Le Croissant-Rouge palestinien gère l'hôpital Al-Hamal, à Khan Younès, et l'hôpital Al-Qods, à Gaza. Ces établissements sont-ils en sécurité ?

Le voisinage de l'hôpital Al-Qods, géré à Gaza par le Croissant-Rouge palestinien, subit des bombardements intenses. De nombreuses frappes aériennes ont eu lieu très près, à quinze mètres seulement du bâtiment. La plupart des immeubles alentours ont été détruits. A l'intérieur de l'établissement, au moins 60 patients ont été blessés par ces bombardements, dont quatre grièvement. L'un d'entre eux se trouvait dans l'unité de soins intensifs, quand il a été blessé de nouveau. 

Les autorités israéliennes ont réclamé l'évacuation de cet hôpital…

Nous avons des patients qui se trouvent dans l'unité de soins intensifs, ainsi que des bébés dans des couveuses. Les évacuer signifierait les tuer. Par ailleurs, il n'y a pas d'endroit plus sûr à Gaza. Nous avons donc annoncé à plusieurs reprises que nous n'avions pas les moyens d'évacuer les patients, le personnel ou même les 14 000 civils qui sont actuellement à l'abri, des femmes et des enfants pour la plupart.
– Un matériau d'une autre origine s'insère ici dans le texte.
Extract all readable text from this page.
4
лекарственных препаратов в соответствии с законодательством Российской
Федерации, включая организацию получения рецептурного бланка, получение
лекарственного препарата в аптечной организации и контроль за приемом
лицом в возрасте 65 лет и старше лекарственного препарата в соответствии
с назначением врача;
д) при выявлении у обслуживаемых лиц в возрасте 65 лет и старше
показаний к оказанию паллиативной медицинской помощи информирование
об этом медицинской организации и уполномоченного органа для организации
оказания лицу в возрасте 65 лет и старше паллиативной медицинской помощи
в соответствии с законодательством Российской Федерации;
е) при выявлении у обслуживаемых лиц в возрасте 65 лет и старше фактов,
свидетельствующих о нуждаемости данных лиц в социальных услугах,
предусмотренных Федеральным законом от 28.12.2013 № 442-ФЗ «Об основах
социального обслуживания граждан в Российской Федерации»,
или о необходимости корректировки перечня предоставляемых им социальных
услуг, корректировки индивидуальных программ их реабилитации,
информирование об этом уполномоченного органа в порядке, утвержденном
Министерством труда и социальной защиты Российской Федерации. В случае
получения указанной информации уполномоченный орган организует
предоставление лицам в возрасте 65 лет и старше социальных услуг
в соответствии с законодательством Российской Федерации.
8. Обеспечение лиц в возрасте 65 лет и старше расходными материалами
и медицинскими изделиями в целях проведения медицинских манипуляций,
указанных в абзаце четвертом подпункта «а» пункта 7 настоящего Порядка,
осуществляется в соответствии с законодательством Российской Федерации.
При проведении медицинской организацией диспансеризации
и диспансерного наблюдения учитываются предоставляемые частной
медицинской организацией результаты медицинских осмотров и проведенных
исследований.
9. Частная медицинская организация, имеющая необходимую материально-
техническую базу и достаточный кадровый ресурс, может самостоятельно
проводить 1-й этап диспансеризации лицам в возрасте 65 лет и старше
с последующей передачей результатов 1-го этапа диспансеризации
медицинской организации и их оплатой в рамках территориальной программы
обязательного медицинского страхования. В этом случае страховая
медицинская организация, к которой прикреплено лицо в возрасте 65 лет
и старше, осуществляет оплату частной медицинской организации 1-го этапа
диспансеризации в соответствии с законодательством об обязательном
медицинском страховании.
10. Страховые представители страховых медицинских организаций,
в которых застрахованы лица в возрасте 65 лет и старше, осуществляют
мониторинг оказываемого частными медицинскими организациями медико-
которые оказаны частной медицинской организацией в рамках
Il n'y a aucun endroit où aller en raison des bombardements, partout dans la bande de Gaza.

Par ailleurs, Israël a refusé d'autoriser le transfert de l'aide humanitaire vers le nord de la bande de Gaza, qui est totalement coupée du Sud. L'hôpital Al-Qods, à ce stade, n'a toujours pas reçu de fournitures médicales ou de médicaments. Nous lançons donc un appel urgent à la communauté internationale pour que l'aide soit acheminée. Dans 36 heures, l'hôpital Al-Qods sera à court de carburant, et ne pourra plus continuer à fonctionner. Il n'y aura plus d'électricité pour les machines qui maintiennent en vie nos patients, et il n'y en aura plus pour les couveuses des nourrissons.